"How did you get here?" he was insisting. "How did you know I might be over here? You hadn't met Electra."
Then the stranger dropped the hands he held and turned to her.
"I haven't met her yet," he said, with a humorous consideration that stirred her heart. "Is this Electra?" He put out his hand, and she laid hers in the waiting palm. She felt bound to something by the magnetic grasp. The certainty was not weakened by any knowledge that other men and women felt the same.

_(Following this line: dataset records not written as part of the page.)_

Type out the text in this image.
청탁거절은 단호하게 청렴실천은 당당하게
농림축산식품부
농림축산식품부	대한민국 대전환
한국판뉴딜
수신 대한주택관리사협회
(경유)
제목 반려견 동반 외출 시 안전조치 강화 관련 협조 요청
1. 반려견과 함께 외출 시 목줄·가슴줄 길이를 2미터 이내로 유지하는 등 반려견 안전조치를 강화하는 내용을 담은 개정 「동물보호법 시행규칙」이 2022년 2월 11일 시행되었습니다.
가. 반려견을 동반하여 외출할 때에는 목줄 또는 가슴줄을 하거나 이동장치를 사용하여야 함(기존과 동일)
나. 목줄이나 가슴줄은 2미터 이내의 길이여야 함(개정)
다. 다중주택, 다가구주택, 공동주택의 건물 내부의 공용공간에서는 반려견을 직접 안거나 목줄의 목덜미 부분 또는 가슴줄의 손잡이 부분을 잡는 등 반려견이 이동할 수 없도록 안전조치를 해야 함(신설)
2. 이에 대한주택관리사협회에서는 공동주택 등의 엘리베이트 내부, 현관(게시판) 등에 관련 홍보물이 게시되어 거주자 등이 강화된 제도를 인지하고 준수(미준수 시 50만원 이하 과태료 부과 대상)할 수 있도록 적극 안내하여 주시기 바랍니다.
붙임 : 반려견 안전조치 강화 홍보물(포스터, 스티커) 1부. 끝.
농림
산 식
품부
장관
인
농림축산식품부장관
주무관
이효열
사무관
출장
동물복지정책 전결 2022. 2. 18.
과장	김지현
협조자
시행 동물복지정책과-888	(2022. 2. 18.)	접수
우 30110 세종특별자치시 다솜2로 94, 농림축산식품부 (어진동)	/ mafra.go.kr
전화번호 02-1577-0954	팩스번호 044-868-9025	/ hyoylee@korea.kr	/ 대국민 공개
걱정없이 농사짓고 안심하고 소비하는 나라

Madam Fulton came in then. She had removed the traces of past emotion, but with the red still burning in her cheeks she looked very pretty. MacLeod greeted her with an extreme deference, which presently slipped into the ordinary courtesy of man to woman as he found she had no desire to exact any special consideration. They went out to luncheon with that air of accelerated life which contributes to the success of an occasion, and then MacLeod talked. Rose sat silent, looking on with a sad indifference, as at a scene she had witnessed many times before, to no good end, and Madam Fulton listened rather satirically. But Electra and Peter glowed and could hardly eat, and MacLeod addressed himself chiefly to them. Now he did exactly what was expected of him. The brotherhood of man was his theme, and it was no mere effusion of sympathetic propaganda. His memory was his immense storehouse behind emotion, his armory. He could mobilize facts and statistics until the ordinary mind owned itself cowed by them. When they rose from the table, the millennium was imminent, and it had been brought by the sword. At the library door, Peter, beside Electra for an instant, irrepressibly seized her hand, as it hung by her side, and gave it passionate pressure. Instantly she looked at him, responsive. The sympathy they lacked in their personal relation sprang to life under MacLeod's trumpeting. Electra was in a glow, and Peter, with a surprised delight, felt all his old allegiance to his imperial lady.
MacLeod would not sit down.
"I must catch my train," he said.
There was outcry at once from two quarters. He was not to return to the city. He was to stay here, Peter declared. It was absurd, it was unthinkable that he should do anything else. MacLeod took it with a friendly smile and the air of deprecating such undeserved cordiality; but he looked at Electra, who was frankly beseeching him from brilliant eyes. It was settled finally that he should go back to his hotel for a day or two, see some newspaper men and meet a few public engagements, and then return for a little stay.
"Get your hat," he said to Rose, in affectionate suggestion, "and walk with me to the station."
And as it became apparent that father and daughter had had no time for intimate talk, they were allowed to go away together, Peter following them with impetuous stammering adjurations to MacLeod to rattle through his business and come back. When they were out upon the highroad, MacLeod turned to Rose.
"Well," he said, "you don't look very fit."